Diederich melepaskan Olevey saat dirinya terkekeh, menertawakan ucapan Olevey yang terasa begitu tidak masuk akal baginya. “Nona, tidak ada iblis yang menerapkan sopan santun,” ucap Diederich.
“Iblis memang diciptakan dari api yang membawa kesan negatif dan selalu dikaitkan dengan hal-hal negatif pula. Namun, setidaknya para iblis harusnya memiliki sopan santun, Yang Mulia. Itu yang saya tau,” komentar Olevey kembali mengembalikan sopan santunnya karena dirinya berhadapan dengan seseorang yang berkedudukan tinggi di dunia ini. Sementara itu, Olevey memang memutuskan untuk tidak menunjukkan rasa takutnya di hadapan Diederich. Karena Olevey yakin, jika ketakutannya akan menjadi sebuah hiburan bagi raja iblis ini dan membuatnya semakin terdorong untuk menggoda Olevey.
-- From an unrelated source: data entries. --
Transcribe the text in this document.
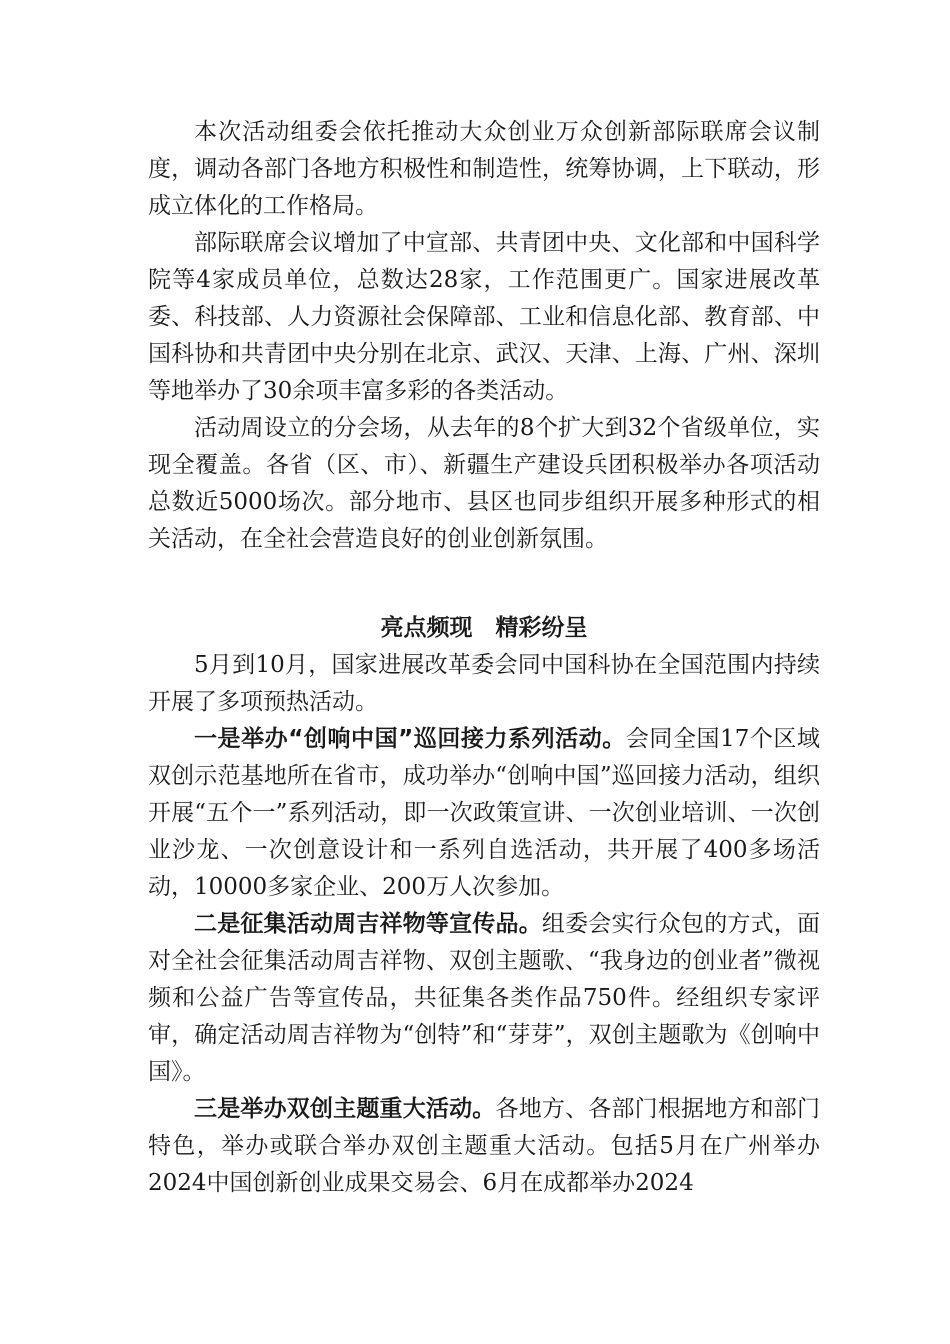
本次活动组委会依托推动大众创业万众创新部际联席会议制度，调动各部门各地方积极性和制造性，统筹协调，上下联动，形成立体化的工作格局。

部际联席会议增加了中宣部、共青团中央、文化部和中国科学院等4家成员单位，总数达28家，工作范围更广。国家进展改革委、科技部、人力资源社会保障部、工业和信息化部、教育部、中国科协和共青团中央分别在北京、武汉、天津、上海、广州、深圳等地举办了30余项丰富多彩的各类活动。

活动周设立的分会场，从去年的8个扩大到32个省级单位，实现全覆盖。各省（区、市）、新疆生产建设兵团积极举办各项活动总数近5000场次。部分地市、县区也同步组织开展多种形式的相关活动，在全社会营造良好的创业创新氛围。

亮点频现　精彩纷呈

5月到10月，国家进展改革委会同中国科协在全国范围内持续开展了多项预热活动。

一是举办“创响中国”巡回接力系列活动。会同全国17个区域双创示范基地所在省市，成功举办“创响中国”巡回接力活动，组织开展“五个一”系列活动，即一次政策宣讲、一次创业培训、一次创业沙龙、一次创意设计和一系列自选活动，共开展了400多场活动，10000多家企业、200万人次参加。

二是征集活动周吉祥物等宣传品。组委会实行众包的方式，面对全社会征集活动周吉祥物、双创主题歌、“我身边的创业者”微视频和公益广告等宣传品，共征集各类作品750件。经组织专家评审，确定活动周吉祥物为“创特”和“芽芽”，双创主题歌为《创响中国》。

三是举办双创主题重大活动。各地方、各部门根据地方和部门特色，举办或联合举办双创主题重大活动。包括5月在广州举办2024中国创新创业成果交易会、6月在成都举办2024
“Apa pun itu, aku datang bukan untuk mendengar ocehanmu. Tapi aku datang untuk mengantarkan sebuah undangan,” ucap Diederich. Lalu tiba-tiba sebuah kertas undangan berwarna hitam dengan ukiran tinta hitam muncul di tangan Diederich.
“Undangan?” tanya Olevey.
“Ya. Namun, undangan ini hanya formalitas. Kedatanganmu adalah hal wajib. Kau harus datang pada pesta bulan perak yang akan diadakan beberapa hari ke depan. Kau akan menjadi pendampingku di pesta itu. Tidak ada penolakan, karena kau adalah gadis persembahan bagiku,” ucap Diederich menekankan perkataannya.